PD-1 blockade drug holiday improves exhausted progenitor CD8 T cell (Tpex) reinvigoration by avoiding Tpex adaptive resistance

Blocking the programmed cell death 1 (PD-1) pathway using monoclonal antibodies reinvigorates exhausted T cells (Tex), enhancing control of chronic viral infections and cancer. Considerable effort has focused on evaluating different PD-1 blockade agents in preclinical and clinical cancer settings, but relatively little information exists on how to optimize the pharmacodynamic effects of PD-1 pathway blockade on reinvigorating Tex. To address this question, we performed longitudinal tracking of Tex reinvigoration during chronic infection with lymphocytic choriomeningitis virus (LCMV) following different regimens of PD-1 blockade. We compared single-cycle (2 weeks of treatment), long-term continuous PD-1 pathway blockade (i.e. 3 months), or blockade followed by a drug holiday and then re-blockade (intermittent treatment). These studies revealed little benefit of continuous versus single-cycle PD-1 blockade, with both resulting in a single peak of Tex reinvigoration and similar effects on viral replication. In contrast, intermittent blockade resulted in a new cycle of secondary Tex reinvigoration upon redosing after a washout and this secondary Tex reinvigoration improved disease control. Mechanistically, long-term blockade eroded the ability of Tex progenitor cells (Tpex) to give rise to downstream, more functional Tex intermediate (Tex-Int) progeny, whereas the drug holiday restored this Tpex proliferative and differentiation capacity.
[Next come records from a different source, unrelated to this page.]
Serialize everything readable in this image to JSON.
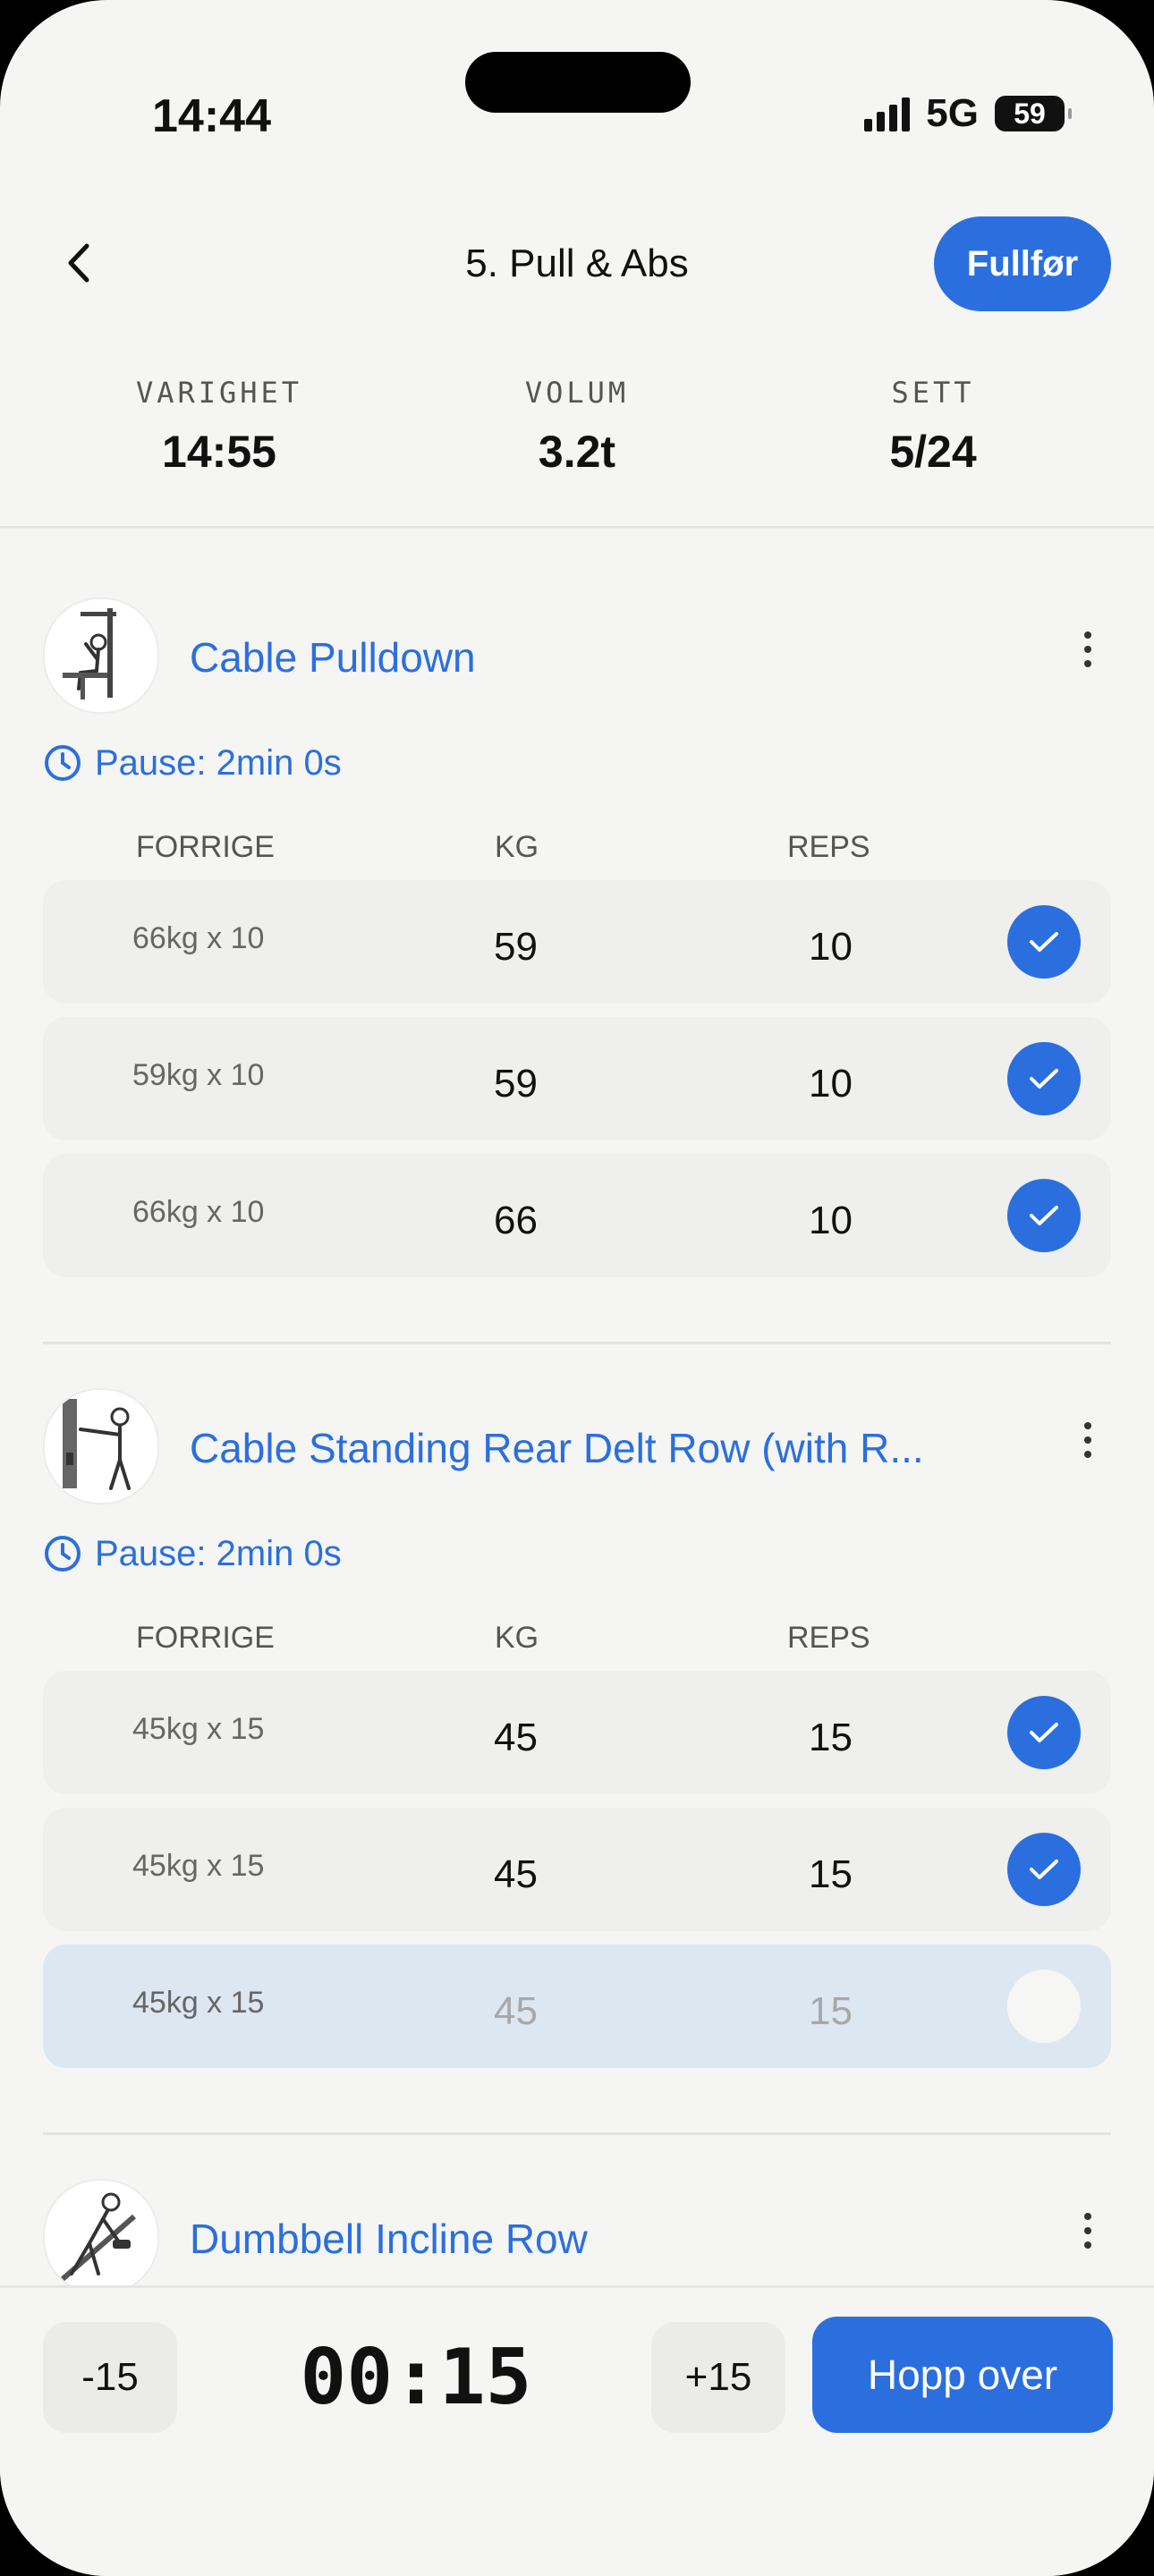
{
  "status_bar": {
    "time": "14:44",
    "network": "5G",
    "battery": "59"
  },
  "header": {
    "title": "5. Pull & Abs",
    "finish_label": "Fullfør"
  },
  "stats": [
    {
      "label": "VARIGHET",
      "value": "14:55"
    },
    {
      "label": "VOLUM",
      "value": "3.2t"
    },
    {
      "label": "SETT",
      "value": "5/24"
    }
  ],
  "columns": {
    "previous": "FORRIGE",
    "kg": "KG",
    "reps": "REPS"
  },
  "exercises": [
    {
      "name": "Cable Pulldown",
      "pause": "Pause: 2min 0s",
      "sets": [
        {
          "previous": "66kg x 10",
          "kg": "59",
          "reps": "10",
          "done": true
        },
        {
          "previous": "59kg x 10",
          "kg": "59",
          "reps": "10",
          "done": true
        },
        {
          "previous": "66kg x 10",
          "kg": "66",
          "reps": "10",
          "done": true
        }
      ]
    },
    {
      "name": "Cable Standing Rear Delt Row (with R...",
      "pause": "Pause: 2min 0s",
      "sets": [
        {
          "previous": "45kg x 15",
          "kg": "45",
          "reps": "15",
          "done": true
        },
        {
          "previous": "45kg x 15",
          "kg": "45",
          "reps": "15",
          "done": true
        },
        {
          "previous": "45kg x 15",
          "kg": "45",
          "reps": "15",
          "done": false
        }
      ]
    },
    {
      "name": "Dumbbell Incline Row"
    }
  ],
  "rest_timer": {
    "minus_label": "-15",
    "time": "00:15",
    "plus_label": "+15",
    "skip_label": "Hopp over"
  },
  "colors": {
    "accent": "#2b6fde",
    "background": "#f5f5f3",
    "active_row": "#dde7f2"
  }
}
Tpex from long-term treated mice showed evidence of adaptive resistance and additional layers of negative regulation, including sustained expression of the inhibitory receptor CD22. Indeed, co-blockade of PD-1 and CD22 using combination antibodies or bispecific antibody approaches improved disease control and reinvigoration of Tex. These data have implications for clinical immune pharmacodynamics of PD-1 blockade and provide insights into the biology of Tex reinvigoration. One Sentence SummaryModifying the immunopharmacology of PD-1 blockade reveals a benefit of a drug holiday and identifies mechanisms of Tex progenitor deficiency provoked by prolonged loss of PD-1 signals including the inhibitory receptor CD22.